Robert Canvin took over the Inn in 1852.  He was granted the licence in 1853 - 1858. The Globe was a popular venue for election meetings during these years, often with more than a hundred people attending
In November 1859 he announced his intention to leave Morpeth, although he retained ownership of the land on which the premises of the Inn were situated.  When he died in July 1863, his funeral departed from 'his late residence, the Globe Inn''
Andrew Wantley Thomas
Andrew Wantley Thomas was granted the licence in December 1859 and 1860
In March 1861 an announcement in the Government Gazette revealed that the Maitland and Morpeth Railway Company was to petition the Legislative Assembly to introduce a Private Bill to incorporate the Company to construct a line of Railway from Morpeth to the Great Northern Railway at East Maitland. This railway would pass through the land belonging to Robert Canvin on which the Globe Inn was erected
In July 1861 the Inn was advertised to be let
John Kernan was granted the licence in September 1861, 1862. 1863
Tenders were called for building a coach house, stable and water closet as well as other repairs - plastering, painting and wall paper hanging in September 1862.
In July 1866 the Kernans decided, because of ill health to relinquish their business and the furniture and other items at the Inn including a tank of the very best water which even in drought had never been expended 
An application by Wallace Gordon to transfer the licence from John Kernan to himself in October 1866 was refused by the Bench on the grounds that Gordon was an unmarried man
In January 1867 the licence was transferred from John Kernan to Francis Lynch who had previously held the licence of the Traveller's Rest at Limeburner's Creek.
A grand ball was held at the Inn on the night of the Queen's Birthday in May 1867. A marquee was erected on the premises of Mr. J. G. White, opposite the hotel and a good band was promised.
The Inn was damaged in an earthquake in 1868. Cracks in the walls that had previously been repaired opened up again.

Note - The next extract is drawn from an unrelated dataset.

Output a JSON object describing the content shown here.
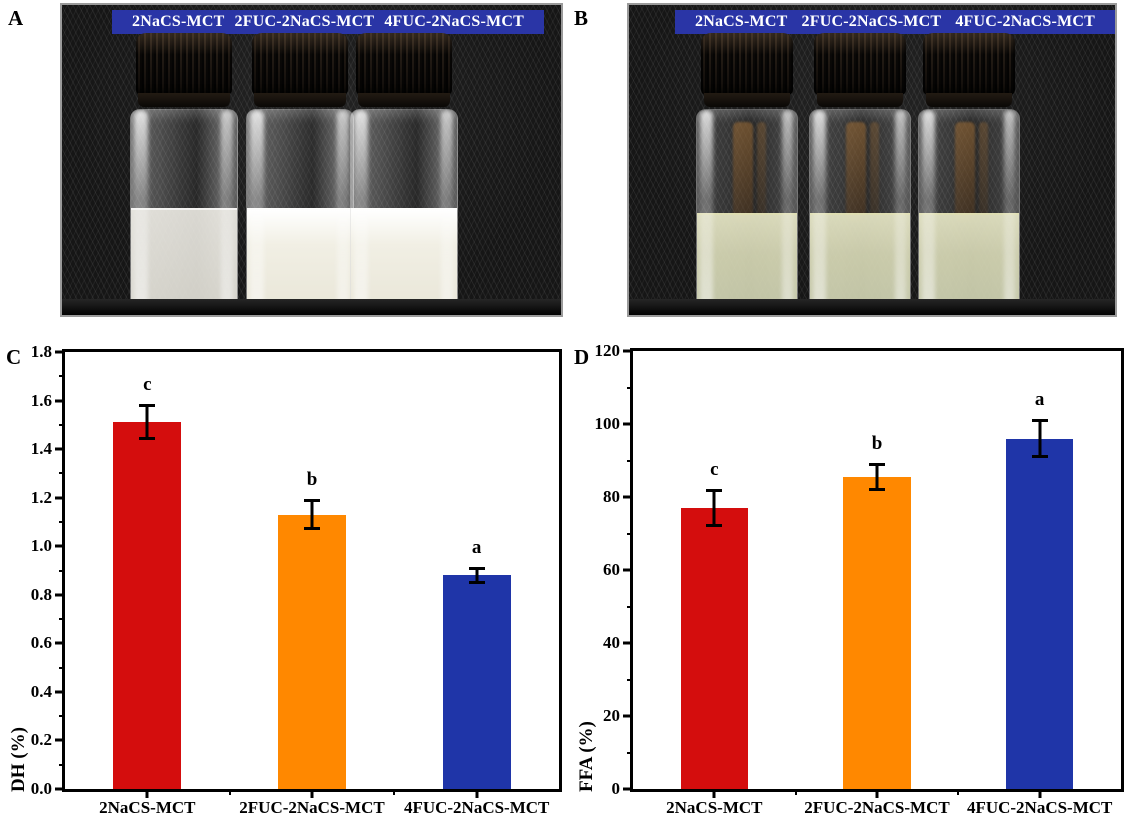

The old Inn was purchased by the Railway Department around 1870. In May 1871 tenders were called by the Department of Public works for repairs and alterations of the house known as the "Old Globe Inn". It was to be made fit for the residence of the railway station-master. The Maitland Mercury reported on the progress in September 1871....The old Globe Inn, familiar for many years to Sydney visitors, ere the days of railways, and in the "good old times" which really were better than the present, is under the hands of the builder, and is to be transformed into a residence for the railway station-master. It is not to be rebuilt exactly, but we noticed that the rear wall and a portion of the front wall had been removed; so that a very complete renovation is to take place. 
In November 1888 the Newcastle Herald reported on the last days of the old building....The station master's residence in Morpeth, formerly the Globe Inn, is in course of demolition for the purpose of having a station built on the site. The house is one of the oldest in the town and for some years the walls have been supported by props.